Savvy record publicists learned early in the compact-disc craze that the best way to get critics' attention was to send out a CD copy of a new album rather than the conventional vinyl one.
At a time when critics still had few of the discs, writers were so caught up with the excellent CD sound quality that they tended to listen to almost anything that came their way in the format.
Now, Rykodisc--the Massachusetts record company that started in 1984 as a CD-only label--has taken the "CD-tease" to an imaginative new level in media relations. To outline the company's ambitious plans to re-introduce David Bowie's pre-1981 work on CD (and vinyl and cassette), the company has mailed CD "press releases" to pop music writers around the country.

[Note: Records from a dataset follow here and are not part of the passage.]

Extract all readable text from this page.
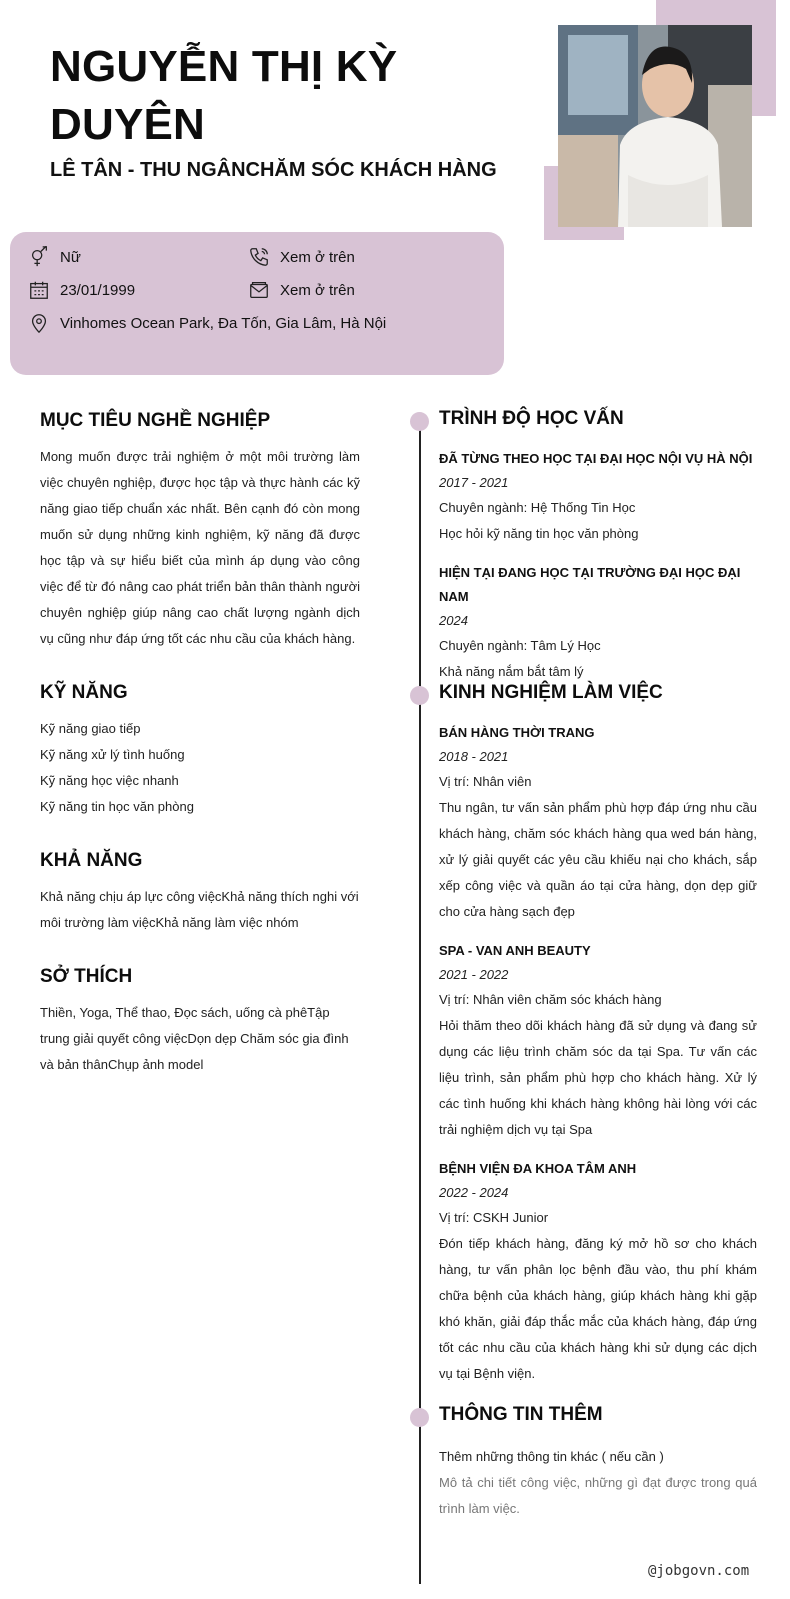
NGUYỄN THỊ KỲ DUYÊN
LÊ TÂN - THU NGÂNCHĂM SÓC KHÁCH HÀNG
Nữ	Xem ở trên
23/01/1999	Xem ở trên
Vinhomes Ocean Park, Đa Tốn, Gia Lâm, Hà Nội
MỤC TIÊU NGHỀ NGHIỆP
Mong muốn được trải nghiệm ở một môi trường làm việc chuyên nghiệp, được học tập và thực hành các kỹ năng giao tiếp chuẩn xác nhất. Bên cạnh đó còn mong muốn sử dụng những kinh nghiệm, kỹ năng đã được học tập và sự hiểu biết của mình áp dụng vào công việc để từ đó nâng cao phát triển bản thân thành người chuyên nghiệp giúp nâng cao chất lượng ngành dịch vụ cũng như đáp ứng tốt các nhu cầu của khách hàng.
KỸ NĂNG
Kỹ năng giao tiếp
Kỹ năng xử lý tình huống
Kỹ năng học việc nhanh
Kỹ năng tin học văn phòng
KHẢ NĂNG
Khả năng chịu áp lực công việcKhả năng thích nghi với môi trường làm việcKhả năng làm việc nhóm
SỞ THÍCH
Thiền, Yoga, Thể thao, Đọc sách, uống cà phêTập trung giải quyết công việcDọn dẹp Chăm sóc gia đình và bản thânChụp ảnh model
TRÌNH ĐỘ HỌC VẤN
ĐÃ TỪNG THEO HỌC TẠI ĐẠI HỌC NỘI VỤ HÀ NỘI
2017 - 2021
Chuyên ngành: Hệ Thống Tin Học
Học hỏi kỹ năng tin học văn phòng
HIỆN TẠI ĐANG HỌC TẠI TRƯỜNG ĐẠI HỌC ĐẠI NAM
2024
Chuyên ngành: Tâm Lý Học
Khả năng nắm bắt tâm lý
KINH NGHIỆM LÀM VIỆC
BÁN HÀNG THỜI TRANG
2018 - 2021
Vị trí: Nhân viên
Thu ngân, tư vấn sản phẩm phù hợp đáp ứng nhu cầu khách hàng, chăm sóc khách hàng qua wed bán hàng, xử lý giải quyết các yêu cầu khiếu nại cho khách, sắp xếp công việc và quần áo tại cửa hàng, dọn dẹp giữ cho cửa hàng sạch đẹp
SPA - VAN ANH BEAUTY
2021 - 2022
Vị trí: Nhân viên chăm sóc khách hàng
Hỏi thăm theo dõi khách hàng đã sử dụng và đang sử dụng các liệu trình chăm sóc da tại Spa. Tư vấn các liệu trình, sản phẩm phù hợp cho khách hàng. Xử lý các tình huống khi khách hàng không hài lòng với các trải nghiệm dịch vụ tại Spa
BỆNH VIỆN ĐA KHOA TÂM ANH
2022 - 2024
Vị trí: CSKH Junior
Đón tiếp khách hàng, đăng ký mở hồ sơ cho khách hàng, tư vấn phân lọc bệnh đầu vào, thu phí khám chữa bệnh của khách hàng, giúp khách hàng khi gặp khó khăn, giải đáp thắc mắc của khách hàng, đáp ứng tốt các nhu cầu của khách hàng khi sử dụng các dịch vụ tại Bệnh viện.
THÔNG TIN THÊM
Thêm những thông tin khác ( nếu cần )
Mô tả chi tiết công việc, những gì đạt được trong quá trình làm việc.
@jobgovn.com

The standard 5-inch disc opens with a rare 1971 rendition by Bowie of Chuck Berry's "Round and Round." The music is followed by a three-minute announcement by MTV news anchorman Kurt Loder explaining that Rykodisc's Bowie campaign will kick off in early September with a set featuring 45 selections recorded between 1967 and 1980.
The three-disc CD set, "Sound + Vision," will contain a sampling of Bowie hits--including "Changes" and "Young Americans"--plus various rare and previously unreleased tracks. Expected to retail for between $50 and $60, the package will also contain an illustrated 72-page booklet saluting the career of one of the most stimulating figures of the modern pop era, an odds-on favorite to eventually make the Rock and Roll Hall of Fame.

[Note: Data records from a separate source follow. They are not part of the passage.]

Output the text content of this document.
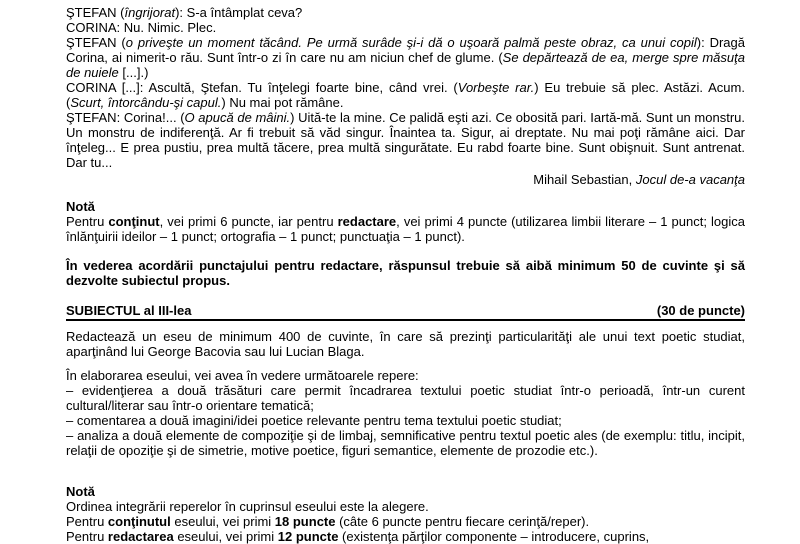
ŞTEFAN (îngrijorat): S-a întâmplat ceva?

CORINA: Nu. Nimic. Plec.

ŞTEFAN (o priveşte un moment tăcând. Pe urmă surâde şi-i dă o uşoară palmă peste obraz, ca unui copil): Dragă Corina, ai nimerit-o rău. Sunt într-o zi în care nu am niciun chef de glume. (Se depărtează de ea, merge spre măsuţa de nuiele [...].)

CORINA [...]: Ascultă, Ştefan. Tu înţelegi foarte bine, când vrei. (Vorbeşte rar.) Eu trebuie să plec. Astăzi. Acum. (Scurt, întorcându-şi capul.) Nu mai pot rămâne.

ŞTEFAN: Corina!... (O apucă de mâini.) Uită-te la mine. Ce palidă eşti azi. Ce obosită pari. Iartă-mă. Sunt un monstru. Un monstru de indiferenţă. Ar fi trebuit să văd singur. Înaintea ta. Sigur, ai dreptate. Nu mai poţi rămâne aici. Dar înţeleg... E prea pustiu, prea multă tăcere, prea multă singurătate. Eu rabd foarte bine. Sunt obişnuit. Sunt antrenat. Dar tu...

Mihail Sebastian, Jocul de-a vacanţa

Notă

Pentru conţinut, vei primi 6 puncte, iar pentru redactare, vei primi 4 puncte (utilizarea limbii literare – 1 punct; logica înlănţuirii ideilor – 1 punct; ortografia – 1 punct; punctuaţia – 1 punct).

În vederea acordării punctajului pentru redactare, răspunsul trebuie să aibă minimum 50 de cuvinte şi să dezvolte subiectul propus.

SUBIECTUL al III-lea	(30 de puncte)

Redactează un eseu de minimum 400 de cuvinte, în care să prezinţi particularităţi ale unui text poetic studiat, aparţinând lui George Bacovia sau lui Lucian Blaga.

În elaborarea eseului, vei avea în vedere următoarele repere:

– evidenţierea a două trăsături care permit încadrarea textului poetic studiat într-o perioadă, într-un curent cultural/literar sau într-o orientare tematică;

– comentarea a două imagini/idei poetice relevante pentru tema textului poetic studiat;

– analiza a două elemente de compoziţie şi de limbaj, semnificative pentru textul poetic ales (de exemplu: titlu, incipit, relaţii de opoziţie şi de simetrie, motive poetice, figuri semantice, elemente de prozodie etc.).

Notă

Ordinea integrării reperelor în cuprinsul eseului este la alegere.

Pentru conţinutul eseului, vei primi 18 puncte (câte 6 puncte pentru fiecare cerinţă/reper).

Pentru redactarea eseului, vei primi 12 puncte (existenţa părţilor componente – introducere, cuprins,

The package will also contain a CD-Video disc featuring the 1980 video clip for Bowie's "Ashes to Ashes" single as well as three audio selections from the Englishman's heralded "Ziggy Stardust" tour in 1972. Rykodisc will then begin releasing early next year all of Bowie's pre-1981 albums, from "Space Oddity" to "Scary Monsters," at the rate of one or two per month. The albums will contain bonus tracks in many cases, perhaps all.

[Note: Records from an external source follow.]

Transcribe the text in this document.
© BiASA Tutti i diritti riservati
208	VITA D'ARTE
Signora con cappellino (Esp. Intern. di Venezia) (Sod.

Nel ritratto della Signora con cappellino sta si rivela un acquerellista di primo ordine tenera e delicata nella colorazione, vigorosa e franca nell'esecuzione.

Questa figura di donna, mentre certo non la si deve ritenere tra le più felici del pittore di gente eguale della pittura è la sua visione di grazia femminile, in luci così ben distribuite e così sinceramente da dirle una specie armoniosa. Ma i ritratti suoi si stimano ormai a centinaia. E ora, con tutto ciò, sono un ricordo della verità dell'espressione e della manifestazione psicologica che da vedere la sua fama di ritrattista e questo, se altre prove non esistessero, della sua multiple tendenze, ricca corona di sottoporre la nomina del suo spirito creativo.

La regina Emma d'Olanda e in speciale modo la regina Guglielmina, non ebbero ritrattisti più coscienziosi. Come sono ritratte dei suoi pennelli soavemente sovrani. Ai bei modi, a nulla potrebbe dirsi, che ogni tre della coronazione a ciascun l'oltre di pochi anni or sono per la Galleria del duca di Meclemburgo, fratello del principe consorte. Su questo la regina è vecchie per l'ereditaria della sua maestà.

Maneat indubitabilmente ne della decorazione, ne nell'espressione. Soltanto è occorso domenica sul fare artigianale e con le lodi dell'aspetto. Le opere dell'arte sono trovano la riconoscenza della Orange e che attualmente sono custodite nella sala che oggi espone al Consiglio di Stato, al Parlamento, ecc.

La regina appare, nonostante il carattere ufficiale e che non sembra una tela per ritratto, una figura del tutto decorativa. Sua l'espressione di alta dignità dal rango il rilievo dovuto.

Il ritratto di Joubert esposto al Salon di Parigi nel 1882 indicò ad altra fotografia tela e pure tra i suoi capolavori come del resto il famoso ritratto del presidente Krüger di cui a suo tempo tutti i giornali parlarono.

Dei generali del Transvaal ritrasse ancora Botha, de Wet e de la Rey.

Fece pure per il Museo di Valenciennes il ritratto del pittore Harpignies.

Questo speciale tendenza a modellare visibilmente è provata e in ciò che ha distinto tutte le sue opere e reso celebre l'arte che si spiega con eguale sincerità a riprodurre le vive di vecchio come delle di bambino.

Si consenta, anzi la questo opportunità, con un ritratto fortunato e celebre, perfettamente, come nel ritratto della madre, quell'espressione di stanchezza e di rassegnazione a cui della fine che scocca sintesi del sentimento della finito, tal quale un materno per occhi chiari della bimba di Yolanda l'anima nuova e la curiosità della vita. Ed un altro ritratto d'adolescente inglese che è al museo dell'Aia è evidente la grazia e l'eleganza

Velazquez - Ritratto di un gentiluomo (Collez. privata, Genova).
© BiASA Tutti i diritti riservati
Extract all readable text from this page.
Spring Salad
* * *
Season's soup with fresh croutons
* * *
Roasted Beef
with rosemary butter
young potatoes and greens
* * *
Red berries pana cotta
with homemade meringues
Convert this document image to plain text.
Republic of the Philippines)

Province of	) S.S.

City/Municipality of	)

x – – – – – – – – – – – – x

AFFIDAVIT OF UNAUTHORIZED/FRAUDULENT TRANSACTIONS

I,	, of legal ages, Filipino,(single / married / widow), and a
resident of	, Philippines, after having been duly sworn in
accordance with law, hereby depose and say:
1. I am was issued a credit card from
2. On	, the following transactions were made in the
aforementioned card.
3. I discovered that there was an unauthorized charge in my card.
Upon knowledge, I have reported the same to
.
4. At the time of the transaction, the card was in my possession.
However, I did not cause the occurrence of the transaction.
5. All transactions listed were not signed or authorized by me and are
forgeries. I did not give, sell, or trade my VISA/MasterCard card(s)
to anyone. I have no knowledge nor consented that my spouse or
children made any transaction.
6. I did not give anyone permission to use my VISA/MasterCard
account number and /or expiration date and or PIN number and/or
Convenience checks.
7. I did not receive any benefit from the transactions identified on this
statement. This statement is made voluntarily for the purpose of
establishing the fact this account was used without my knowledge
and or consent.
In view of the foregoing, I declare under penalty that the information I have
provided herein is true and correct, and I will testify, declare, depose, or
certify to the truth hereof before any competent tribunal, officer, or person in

Carrie Anne Svingen, spokeswoman for Rykodisc, said approximately 1,000 of the press releases--which cost about $2 each--were mailed to music writers around the country. Members of the company's marketing department had been toying with a CD press release for some time and felt the flashy Bowie campaign would be an ideal time for one.
CALL OF THE WILD: "Gorillas in the Mix," already in the stores from Rykodisc, doesn't have the commercial appeal of a Bowie album, but it is as unconventional as anything ever put out by the rock master of shifting personas and musical styles.
Bernie Krause, a San Francisco bio-acoustic researcher and former studio musician, has recorded animal noises and strung various combinations of them together via "sampling" synthesizers to make music. What you hear often sounds just like electric guitars or steel drums, but it's actually the animal noises electronically processed.
In a good-natured track titled "Ape No Mountain High Enough," the lead rap vocals were taken from sounds of mountain gorillas, while the piano is from a dolphin. Other animals featured on the album include elephants, parrot fish, a walrus, coyotes and crickets.